Waar erkent wordt dat ze in het verleden vaak langs elkaar geleefd hebben, zich verootmoedigen en verklaren elkaar blijvend te zullen zoeken in het vertrouwen op de liefde van de levende God, Vader, Zoon en Heilige Geest. https://www.nationalesynode.nl/verklaring/. In de Verklaring van Verbondenheid is te weinig oog voor de geschiedenis, meent Wim van Vlastuin van het Hersteld Hervormd Seminarie, m.i. terecht! De verklaring bevat ‘een tuttifrutti aan opvattingen die niet katholiek (algemeen christelijk) is’. Van Vlastuin zei ‘grote verlegenheid’ te voelen met de huidige ontwikkeling van toenadering tussen kerkgemeenschappen in Nederland, omdat die volgens hem de band met de geschiedenis doorsnijdt. De ondertekening op 29 mei bij de slotdag van de Nationale Synode slaagt er niet in ‘om de katholiciteit zo vorm te geven dat er één kerk ontstaat’, stelde Van Vlastuin. Tegelijk roemde hij de Dordtse belijdenis als ‘voorbeeld hoe we vandaag de dag met grote verschillen zouden kunnen omgaan’.

Dus hoe gelukkig of juist ongemakkelijk moeten we ons voelen door de herdenking van 400 jaar Dordtse Synode aan te grijpen voor een Verklaring van Verbondenheid, zonder een historische inbedding of duiding van onze Vaderlandse geschiedenis?

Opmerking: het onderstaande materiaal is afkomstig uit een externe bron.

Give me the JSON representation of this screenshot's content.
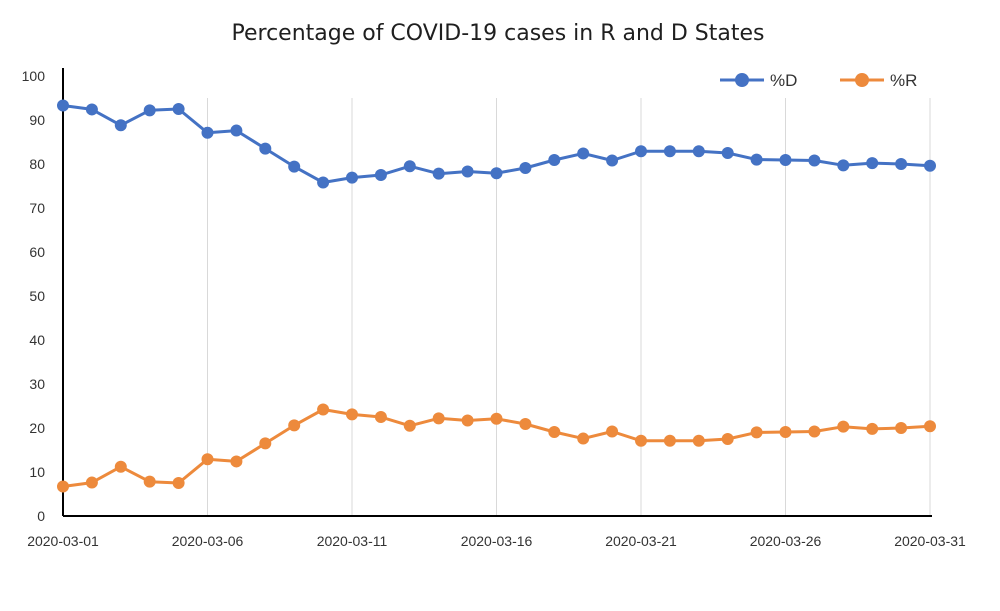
{
  "chart_data": {
    "type": "line",
    "title": "Percentage of COVID-19 cases in R and D States",
    "xlabel": "",
    "ylabel": "",
    "ylim": [
      0,
      100
    ],
    "y_ticks": [
      0,
      10,
      20,
      30,
      40,
      50,
      60,
      70,
      80,
      90,
      100
    ],
    "x_tick_labels": [
      "2020-03-01",
      "2020-03-06",
      "2020-03-11",
      "2020-03-16",
      "2020-03-21",
      "2020-03-26",
      "2020-03-31"
    ],
    "grid": "vertical",
    "legend_position": "top-right",
    "x": [
      "2020-03-01",
      "2020-03-02",
      "2020-03-03",
      "2020-03-04",
      "2020-03-05",
      "2020-03-06",
      "2020-03-07",
      "2020-03-08",
      "2020-03-09",
      "2020-03-10",
      "2020-03-11",
      "2020-03-12",
      "2020-03-13",
      "2020-03-14",
      "2020-03-15",
      "2020-03-16",
      "2020-03-17",
      "2020-03-18",
      "2020-03-19",
      "2020-03-20",
      "2020-03-21",
      "2020-03-22",
      "2020-03-23",
      "2020-03-24",
      "2020-03-25",
      "2020-03-26",
      "2020-03-27",
      "2020-03-28",
      "2020-03-29",
      "2020-03-30",
      "2020-03-31"
    ],
    "series": [
      {
        "name": "%D",
        "color": "#4472c4",
        "values": [
          93.3,
          92.4,
          88.8,
          92.2,
          92.5,
          87.1,
          87.6,
          83.5,
          79.4,
          75.8,
          76.9,
          77.5,
          79.5,
          77.8,
          78.3,
          77.9,
          79.1,
          80.9,
          82.4,
          80.8,
          82.9,
          82.9,
          82.9,
          82.5,
          81.0,
          80.9,
          80.8,
          79.7,
          80.2,
          80.0,
          79.6
        ]
      },
      {
        "name": "%R",
        "color": "#ed8a3c",
        "values": [
          6.7,
          7.6,
          11.2,
          7.8,
          7.5,
          12.9,
          12.4,
          16.5,
          20.6,
          24.2,
          23.1,
          22.5,
          20.5,
          22.2,
          21.7,
          22.1,
          20.9,
          19.1,
          17.6,
          19.2,
          17.1,
          17.1,
          17.1,
          17.5,
          19.0,
          19.1,
          19.2,
          20.3,
          19.8,
          20.0,
          20.4
        ]
      }
    ]
  }
}
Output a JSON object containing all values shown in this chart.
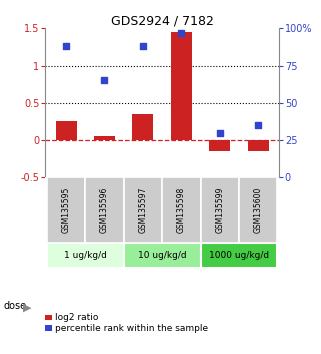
{
  "title": "GDS2924 / 7182",
  "samples": [
    "GSM135595",
    "GSM135596",
    "GSM135597",
    "GSM135598",
    "GSM135599",
    "GSM135600"
  ],
  "log2_ratio": [
    0.25,
    0.05,
    0.35,
    1.45,
    -0.15,
    -0.15
  ],
  "percentile_rank": [
    88,
    65,
    88,
    97,
    30,
    35
  ],
  "bar_color": "#cc2222",
  "dot_color": "#3344cc",
  "ylim_left": [
    -0.5,
    1.5
  ],
  "ylim_right": [
    0,
    100
  ],
  "yticks_left": [
    -0.5,
    0,
    0.5,
    1.0,
    1.5
  ],
  "yticks_right": [
    0,
    25,
    50,
    75,
    100
  ],
  "ytick_labels_left": [
    "-0.5",
    "0",
    "0.5",
    "1",
    "1.5"
  ],
  "ytick_labels_right": [
    "0",
    "25",
    "50",
    "75",
    "100%"
  ],
  "hlines": [
    0.5,
    1.0
  ],
  "dose_groups": [
    {
      "label": "1 ug/kg/d",
      "samples": [
        0,
        1
      ],
      "color": "#ddffdd"
    },
    {
      "label": "10 ug/kg/d",
      "samples": [
        2,
        3
      ],
      "color": "#99ee99"
    },
    {
      "label": "1000 ug/kg/d",
      "samples": [
        4,
        5
      ],
      "color": "#44cc44"
    }
  ],
  "dose_label": "dose",
  "legend_bar_label": "log2 ratio",
  "legend_dot_label": "percentile rank within the sample",
  "bg_sample_color": "#cccccc",
  "x_positions": [
    0,
    1,
    2,
    3,
    4,
    5
  ]
}
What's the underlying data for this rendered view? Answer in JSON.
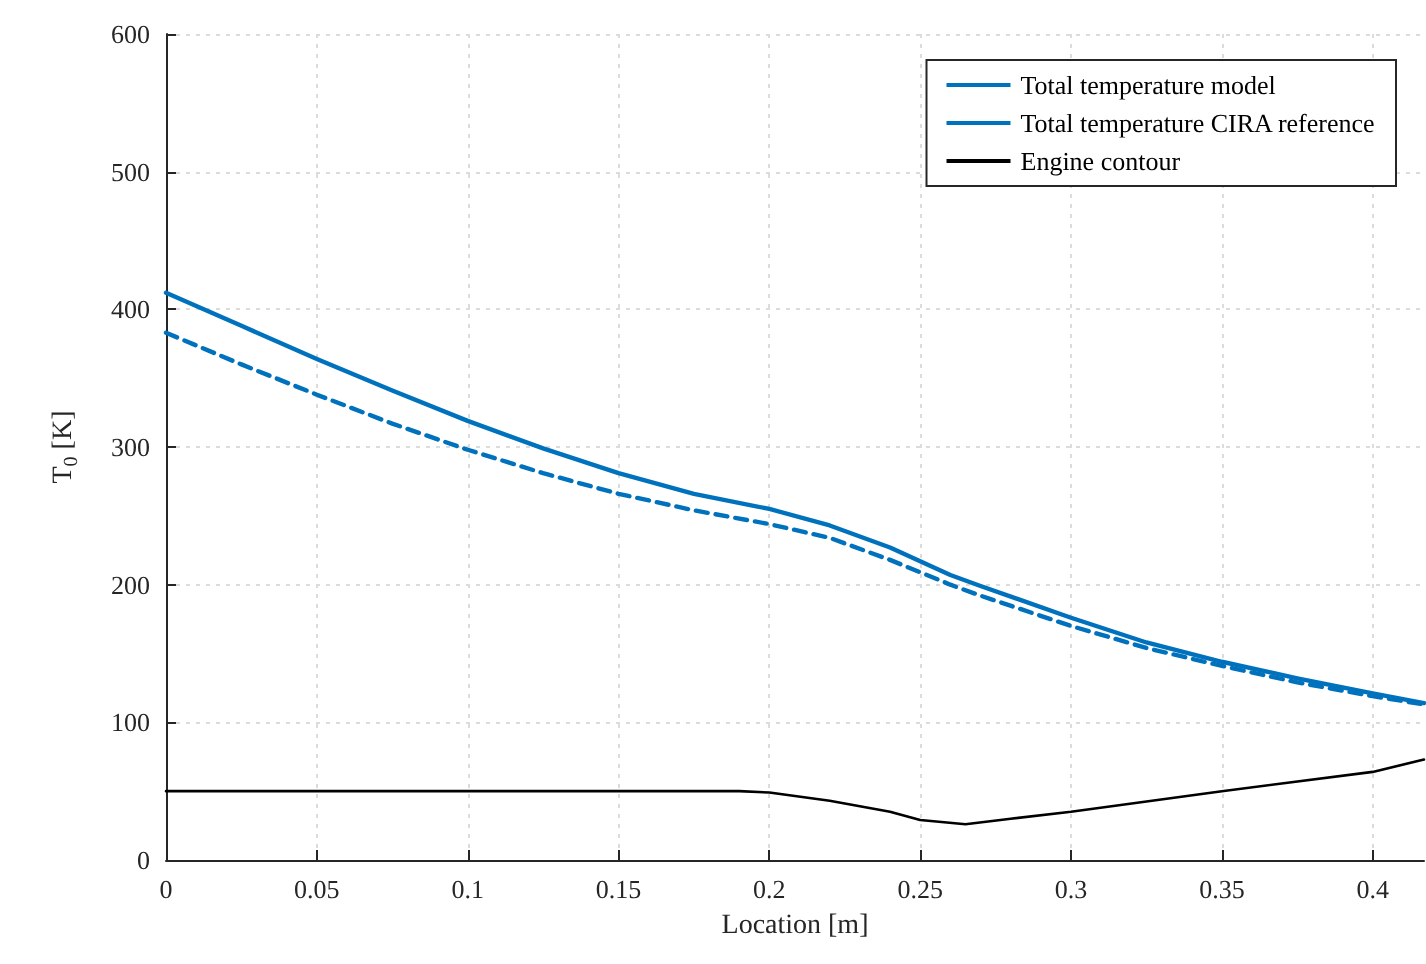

Zeker als Verenigde Pinkster- en Evangeliekerken zijn wij in dit geheel een Fremdkörper of nieuwkomer. Wij kwamen middels het overwaaien van de Evangelische Alliantie uit Engeland en de opwekking in Wales resp. pas halverwege de 19e en begin 20e eeuw kijken en zien ons nadrukkelijk eerder als congregationalistisch dan presbyteriaans, laat staan episcopaal, hoewel wij inmiddels wel een stevig debat hebben gevoerd over apostolisch en koninklijk leiderschap en daar ook niet zonder kleerscheuren uit zijn gekomen.
Als kerkgenootschap maken wij relatief pas kort deel uit van die Vaderlandse geschiedenis en verhouden wij ons daar niet zo best mee, gesteld dat we al een band hebben en dat nodig vinden. Want kritiek op die Vaderlandsche kerk, is er vanaf het begin steeds geweest. Hoewel Vaderlandsch? In feit vond de Kerk zijn oorsprong als resultaat van de Reformatie van Calvijn in de vluchtelingenkerken in het buitenland (denk aan de geloofsbelijdenis die Guido de Brès in november 1561 over de muur bij de landvoogdes voor de Nederlanden, Margaretha van Parma, gooide in de hoop haar en koning Filips II van het grootste Habsburgse Rijk ooit, te overtuigen dat de protestanten niet zo waren als de Wederdopers en opstandelingen in Münster en dat ‘de overheid’ dus niets van hen te vrezen had. Protestanten werden overigens pas zo genoemd vanaf de Rijksdag in Spiers in 1529 – niet vanwege protest tegen Rome, zelfs niet tegen de theologie van de oude kerk, maar tegen de politieke beslissing daar in Zuid-Duitsland, toen de eerder verleende godsdienstvrijheid werd teruggedraaid.
Denk ook aan de catechismus uit Heidelberg met een voorwoord van keurvorst Frederik III van de Palts. Denk aan het Convent van Wezel net over de grens bij Winterswijk (Dathenus) waar wordt besloten dat de psalmberijming van Datheen in het vervolg in de Nederlandse kerken zal worden gezongen!
Denk aan de synode te Emden in 1571, die plaats vond voor dat in juli 1572 in de Augustijnenkerk in Dordrecht de eerste hervormde kerkdienst belegd werd, terwijl in diezelfde maand (19 t/m 23 juli) in de refter (eetzaal) van het klooster de eerste Vrije Statenvergadering plaatsvond onder leiding van Marnix, heer van Sint Aldegonde, die in datzelfde jaar waarschijnlijk ons onvolprezen Wilhelmus heeft geschreven.
Ik noem deze data bewust, omdat zoals het mij vergaat het vast ook u zal doen, dat wij tot onze schade die geschiedenis niet of nauwelijks meekrijgen, laat staan weten te reproduceren. En als er iets is dat wij kunnen leren van onze joodse broeders, dan is dat het belang van herdenken!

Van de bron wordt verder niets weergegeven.